Gastronominin gurusu Fondeur, Türkiye için neler söyledi?

Yazar Kadir Toprakkaya

Türkiye’nin otel kapasitesi ve gastronomi zenginliği ile Brezilya ve Rusya gibi ülkelerle beraber gelecek vaat ettiğini söyleyen GL Events Genel Müdürü ve gastronomi gurusu Marie Odile Fondeur, “Türkiye, sahip olduğu lezzetleri kaybetmeden dünya mutfağı ile rekabetçi hale gelmeli” dedi.

1984 yılında fuarcılığa başlayan Marie Odile Fondeur, 2007 yılında Sirha’nın Yeme-İçme Direktörü oldu. 4 kıtayı gezip izlenimler edinen Fondeur sektöre dönük güçlü bir bakış açısı geliştirdi. Her şeyden önemlisi dünya mutfaklarına ve iyi yemeğe olan tutkusu onu bir gastronomi gurusu yaptı. Yemek yapmayı çok seven Fondeur’un bir de tarifler kitabı bulunuyor. 30 kişilik ekibiyle birlikte dünyanın önde gelen yeme-içme hizmeti ve konaklama fuarını düzenliyor. Onun ruhunu ve değer kattığı çalışmalarda her zaman gastronomi ve gıda endüstrisi merkezde yer alıyor. Marie Odile Fondeur ile gastronomi turizmini, Türk mutfağına bakışını ve yaklaşan Sirha İstanbul etkinliğini konuştuk.

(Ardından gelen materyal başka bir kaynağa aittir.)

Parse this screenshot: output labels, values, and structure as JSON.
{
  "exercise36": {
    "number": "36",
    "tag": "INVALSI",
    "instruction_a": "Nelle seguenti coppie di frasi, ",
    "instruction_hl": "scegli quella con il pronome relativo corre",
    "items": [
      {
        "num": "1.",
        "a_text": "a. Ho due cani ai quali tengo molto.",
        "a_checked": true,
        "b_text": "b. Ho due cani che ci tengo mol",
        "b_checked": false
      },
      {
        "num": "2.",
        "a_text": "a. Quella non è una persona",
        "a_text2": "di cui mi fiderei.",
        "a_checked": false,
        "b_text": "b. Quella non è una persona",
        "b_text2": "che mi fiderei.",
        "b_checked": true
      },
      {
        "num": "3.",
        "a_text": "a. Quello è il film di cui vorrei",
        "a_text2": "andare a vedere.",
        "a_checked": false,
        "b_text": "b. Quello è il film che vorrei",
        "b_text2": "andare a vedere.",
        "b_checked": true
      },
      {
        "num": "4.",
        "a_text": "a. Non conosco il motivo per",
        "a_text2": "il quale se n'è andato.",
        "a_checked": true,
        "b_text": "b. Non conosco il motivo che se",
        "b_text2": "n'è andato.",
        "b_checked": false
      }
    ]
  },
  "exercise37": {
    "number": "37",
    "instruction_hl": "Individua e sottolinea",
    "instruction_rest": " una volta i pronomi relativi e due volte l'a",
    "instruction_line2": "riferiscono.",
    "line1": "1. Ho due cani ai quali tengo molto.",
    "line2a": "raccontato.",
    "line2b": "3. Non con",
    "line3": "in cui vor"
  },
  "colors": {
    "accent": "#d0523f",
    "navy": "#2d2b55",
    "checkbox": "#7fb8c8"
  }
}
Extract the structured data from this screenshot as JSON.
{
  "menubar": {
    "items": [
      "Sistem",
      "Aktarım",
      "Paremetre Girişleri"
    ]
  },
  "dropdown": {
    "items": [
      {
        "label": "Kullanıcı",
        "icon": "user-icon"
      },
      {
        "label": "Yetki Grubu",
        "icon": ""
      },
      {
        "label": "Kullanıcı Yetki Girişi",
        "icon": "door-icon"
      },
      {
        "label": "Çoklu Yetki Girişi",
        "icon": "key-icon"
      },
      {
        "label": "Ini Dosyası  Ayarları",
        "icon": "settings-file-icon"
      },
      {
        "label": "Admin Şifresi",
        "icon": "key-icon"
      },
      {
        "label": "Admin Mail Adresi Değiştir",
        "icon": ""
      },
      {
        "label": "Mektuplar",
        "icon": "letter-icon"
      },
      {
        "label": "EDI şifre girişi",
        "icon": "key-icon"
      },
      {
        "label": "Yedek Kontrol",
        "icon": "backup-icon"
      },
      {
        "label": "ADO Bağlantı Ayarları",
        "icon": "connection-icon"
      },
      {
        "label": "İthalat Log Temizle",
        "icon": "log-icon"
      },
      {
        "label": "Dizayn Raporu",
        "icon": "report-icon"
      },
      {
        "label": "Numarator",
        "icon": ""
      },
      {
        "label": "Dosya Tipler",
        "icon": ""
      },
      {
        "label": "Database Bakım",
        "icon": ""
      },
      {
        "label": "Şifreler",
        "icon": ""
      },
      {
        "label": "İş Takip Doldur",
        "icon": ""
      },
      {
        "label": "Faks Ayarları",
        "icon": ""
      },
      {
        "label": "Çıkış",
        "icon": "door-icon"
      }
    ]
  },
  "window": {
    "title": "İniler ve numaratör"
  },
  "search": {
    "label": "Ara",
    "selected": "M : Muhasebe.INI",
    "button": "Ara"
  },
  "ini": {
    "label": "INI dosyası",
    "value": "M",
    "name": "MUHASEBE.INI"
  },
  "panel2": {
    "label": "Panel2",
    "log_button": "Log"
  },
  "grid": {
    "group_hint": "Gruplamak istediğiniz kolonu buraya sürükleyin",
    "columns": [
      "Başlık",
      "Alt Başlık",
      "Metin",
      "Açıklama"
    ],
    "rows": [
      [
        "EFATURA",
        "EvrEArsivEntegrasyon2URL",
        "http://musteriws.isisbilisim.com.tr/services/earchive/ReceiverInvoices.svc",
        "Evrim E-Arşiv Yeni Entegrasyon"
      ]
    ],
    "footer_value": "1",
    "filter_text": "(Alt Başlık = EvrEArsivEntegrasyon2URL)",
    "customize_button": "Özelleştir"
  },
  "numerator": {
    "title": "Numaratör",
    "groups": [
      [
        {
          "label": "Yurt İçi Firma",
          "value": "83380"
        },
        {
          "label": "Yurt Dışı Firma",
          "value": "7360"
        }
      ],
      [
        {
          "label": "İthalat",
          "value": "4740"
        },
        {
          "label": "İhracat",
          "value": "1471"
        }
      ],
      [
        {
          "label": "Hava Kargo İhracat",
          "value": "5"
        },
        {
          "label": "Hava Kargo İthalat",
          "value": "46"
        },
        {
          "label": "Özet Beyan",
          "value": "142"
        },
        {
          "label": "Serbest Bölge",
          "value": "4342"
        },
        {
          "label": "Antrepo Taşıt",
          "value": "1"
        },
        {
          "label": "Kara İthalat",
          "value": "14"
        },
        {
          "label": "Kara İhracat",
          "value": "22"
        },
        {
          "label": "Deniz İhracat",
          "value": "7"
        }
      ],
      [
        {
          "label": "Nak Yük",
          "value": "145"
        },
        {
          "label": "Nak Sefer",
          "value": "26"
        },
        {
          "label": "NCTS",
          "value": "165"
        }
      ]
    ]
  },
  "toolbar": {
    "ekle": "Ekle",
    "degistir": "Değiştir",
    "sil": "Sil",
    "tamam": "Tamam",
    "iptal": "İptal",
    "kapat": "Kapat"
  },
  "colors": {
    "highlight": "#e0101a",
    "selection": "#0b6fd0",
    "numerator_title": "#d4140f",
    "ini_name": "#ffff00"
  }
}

GL Events’in Genel Müdürlüğünü yürüten Marie Odile Fondeur 3 ana segmentte hizmet veriyor.. Birincisi kongre ve toplantılar, ikincisi kültürel, sportif ve siyasi etkinlikler, üçüncüsü ise ticari fuarlar ve sergiler. GL Events Ankara’da Congressium ve Emirgan’da Seed’in yönetimini üstlenmiş durumda. Şirket dünya çapında 300 etkinliği organize ediyor. 2013 yılında 809 milyon Euro ciro açıklayan GL Events’in gelirinin yüzde 51’i uluslararası pazardan. Dünya çapında 90’dan fazla lokasyon, 4 binden fazla etkinlik ve 11 milyondan fazla ziyaretçiye ulaşmış durumda.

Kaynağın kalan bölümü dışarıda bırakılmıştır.